Getting all of my stuff into Evernote is convenient because I don’t need to remember which app or tool I stored a task, note, or project plan in. It’s all in once place, accessible anywhere, and it’s completely searchable. All I need to do is prioritize what I put into Evernote. This is where I find President Dwight Eisenhower’s urgency-importance matrix to be an essential tool.
Do it Now, Do It Later, Delegate it, or Don’t Do It At All.
When you are processing your stuff using GTD you’re generally faced with two decisions: Is it actionable, yes or no? If no, then you file it or trash it. If yes, it goes in your to-do list. Anything you can do in 2 minutes or less, just do it and get it off your plate. If it will take longer than 2 minutes, you “defer it” until later (e.g., schedule it) or delegate it to someone else.

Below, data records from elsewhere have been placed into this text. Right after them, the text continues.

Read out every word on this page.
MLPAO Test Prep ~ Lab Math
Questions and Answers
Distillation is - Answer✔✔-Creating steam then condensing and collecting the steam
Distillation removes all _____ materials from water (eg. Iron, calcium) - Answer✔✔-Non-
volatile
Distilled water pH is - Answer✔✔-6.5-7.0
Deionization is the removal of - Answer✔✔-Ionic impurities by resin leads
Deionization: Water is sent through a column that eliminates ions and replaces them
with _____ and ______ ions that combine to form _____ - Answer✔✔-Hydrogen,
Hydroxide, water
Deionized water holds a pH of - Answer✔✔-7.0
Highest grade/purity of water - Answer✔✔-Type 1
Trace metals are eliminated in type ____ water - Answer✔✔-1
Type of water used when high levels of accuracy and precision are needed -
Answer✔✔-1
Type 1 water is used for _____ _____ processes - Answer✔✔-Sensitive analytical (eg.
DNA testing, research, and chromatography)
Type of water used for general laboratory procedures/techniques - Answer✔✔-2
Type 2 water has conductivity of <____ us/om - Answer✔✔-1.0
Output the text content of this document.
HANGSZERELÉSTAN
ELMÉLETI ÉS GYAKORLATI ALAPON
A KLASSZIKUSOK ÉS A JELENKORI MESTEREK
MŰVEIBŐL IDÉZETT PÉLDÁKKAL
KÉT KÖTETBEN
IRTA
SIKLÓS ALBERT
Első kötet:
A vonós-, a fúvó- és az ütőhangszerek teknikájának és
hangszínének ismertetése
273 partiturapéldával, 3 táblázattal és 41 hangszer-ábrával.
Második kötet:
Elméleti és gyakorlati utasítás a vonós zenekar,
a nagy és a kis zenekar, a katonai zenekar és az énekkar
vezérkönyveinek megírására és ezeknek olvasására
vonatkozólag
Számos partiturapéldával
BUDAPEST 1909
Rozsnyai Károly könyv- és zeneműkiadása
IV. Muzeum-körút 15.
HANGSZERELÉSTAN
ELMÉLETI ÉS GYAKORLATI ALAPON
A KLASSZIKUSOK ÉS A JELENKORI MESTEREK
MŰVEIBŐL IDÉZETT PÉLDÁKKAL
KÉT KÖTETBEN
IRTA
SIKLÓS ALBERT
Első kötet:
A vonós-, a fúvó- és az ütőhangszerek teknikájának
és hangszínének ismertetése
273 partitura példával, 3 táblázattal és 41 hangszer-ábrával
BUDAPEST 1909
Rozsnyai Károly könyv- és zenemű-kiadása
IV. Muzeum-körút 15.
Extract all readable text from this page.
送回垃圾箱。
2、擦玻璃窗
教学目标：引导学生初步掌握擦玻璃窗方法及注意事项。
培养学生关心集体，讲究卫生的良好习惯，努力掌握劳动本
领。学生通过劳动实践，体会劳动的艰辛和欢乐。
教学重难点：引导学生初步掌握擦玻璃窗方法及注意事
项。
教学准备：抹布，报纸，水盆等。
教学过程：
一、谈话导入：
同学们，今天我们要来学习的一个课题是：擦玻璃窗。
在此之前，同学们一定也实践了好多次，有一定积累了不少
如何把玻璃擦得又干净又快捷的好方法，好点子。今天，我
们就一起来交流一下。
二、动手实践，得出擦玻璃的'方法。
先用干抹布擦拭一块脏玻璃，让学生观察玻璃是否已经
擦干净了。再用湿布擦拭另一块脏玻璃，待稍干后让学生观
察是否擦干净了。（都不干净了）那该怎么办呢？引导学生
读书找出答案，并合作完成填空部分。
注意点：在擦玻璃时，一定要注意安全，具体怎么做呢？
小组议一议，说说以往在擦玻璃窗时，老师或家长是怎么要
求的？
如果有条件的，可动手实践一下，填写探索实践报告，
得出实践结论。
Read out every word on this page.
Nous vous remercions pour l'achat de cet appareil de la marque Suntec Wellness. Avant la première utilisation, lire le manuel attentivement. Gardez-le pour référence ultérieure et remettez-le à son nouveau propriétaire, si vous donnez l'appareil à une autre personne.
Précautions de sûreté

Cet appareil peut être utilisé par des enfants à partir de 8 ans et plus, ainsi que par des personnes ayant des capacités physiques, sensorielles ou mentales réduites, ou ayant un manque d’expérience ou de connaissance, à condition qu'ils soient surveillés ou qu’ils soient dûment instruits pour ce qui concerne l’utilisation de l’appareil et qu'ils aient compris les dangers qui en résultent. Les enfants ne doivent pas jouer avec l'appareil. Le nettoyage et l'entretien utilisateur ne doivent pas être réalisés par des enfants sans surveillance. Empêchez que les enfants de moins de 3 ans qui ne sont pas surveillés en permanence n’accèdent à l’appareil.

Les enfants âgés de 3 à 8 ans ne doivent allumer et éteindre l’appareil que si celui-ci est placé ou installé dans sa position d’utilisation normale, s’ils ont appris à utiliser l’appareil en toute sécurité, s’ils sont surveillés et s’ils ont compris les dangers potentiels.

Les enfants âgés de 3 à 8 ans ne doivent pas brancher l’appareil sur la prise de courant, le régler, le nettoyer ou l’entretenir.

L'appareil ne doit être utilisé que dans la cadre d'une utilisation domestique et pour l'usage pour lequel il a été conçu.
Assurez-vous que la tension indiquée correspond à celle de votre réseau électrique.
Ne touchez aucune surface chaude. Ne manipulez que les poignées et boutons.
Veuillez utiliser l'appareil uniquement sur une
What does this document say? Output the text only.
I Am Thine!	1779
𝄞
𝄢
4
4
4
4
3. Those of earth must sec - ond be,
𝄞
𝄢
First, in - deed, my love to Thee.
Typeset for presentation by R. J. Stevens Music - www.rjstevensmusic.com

It’s a pretty straightforward way to process things. But as you look at your list, it may not be so easy to decide what you need to do, defer, or trash. Especially for me, as I’ll just send little ideas and notes into Evernote throughout the day, some of which I even need to keep. Enter the Eisenhower’s urgency-importance matrix. Using this tool is as simple as determining if your to-do item fits into one of four categories:
- Urgent & important (do it now): Activities that could not be foreseen, or you have left to the last minute.
- Important, but not urgent (schedule it to do later): Activities that help you achieve your goals and complete important work.
- Urgent, but not important (delegate it): Things that keep you from achieving your goals, and prevent you from completing your work.
- Not important, and not urgent (delete it): Activities that are a distraction and should be avoided until important/urgent work is done
Forget Time Management, Try Focus Management Instead.
While GTD, The Eisenhower Box, and Evernote allow me to keep everything organized and prioritized. I don’t need to have everything in front of me all of the time. That ends up being too distracting. Just like having email open all the time, having Evernote open can be distracting also. Time management isn’t’ my problem. Focus is my biggest challenge.
Time management isn’t’ my problem. Focus is my biggest challenge.
I use a little 5″x8″ notebook to draw concepts, take notes, and illustrate ideas. I keep it with me all the time. Recently I started dedicating a page for my high-priority to-dos as I did in High School. When I discovered the Bullet Journal Method, I started a “To-Do Today” page. This keeps only the top priorities at my fingertips, without the need to lift up the digital distraction device (my iPhone).
Along with the day’s appointments and events, I list the top priorities for the day on my “today” page and then check things off as they are completed. Any new tasks get listed in a section called “Emerging Tasks,” which I’ll get into Evernote and prioritize appropriately later.
There is something very cathartic about crossing a to-do off of your list, and seeing all of those crossed-off to-dos gives you a sense of achievement at the end of the day.
Making it Your Own
GTD, The Eisenhower Box, “The Secret Weapon” for using Evernote, and Bullet Journaling are all great systems in and of themselves. I discovered each at different times of my life and integrated the parts that work for me, into my routine. In other words, I used these systems as a framework for developing my own productivity process. After several years this has become such a habit that I don’t even think about it anymore. It just happens. And I’m secure in knowing – in my own mind – that it works, for me.
For me, it looks like this:
My suggestion for anyone wrestling with his or her to-do list is to find a way to manage it the best way for you. Try different systems, tools, apps, or whatever and then take the parts that work for the particular work you do, and your personality.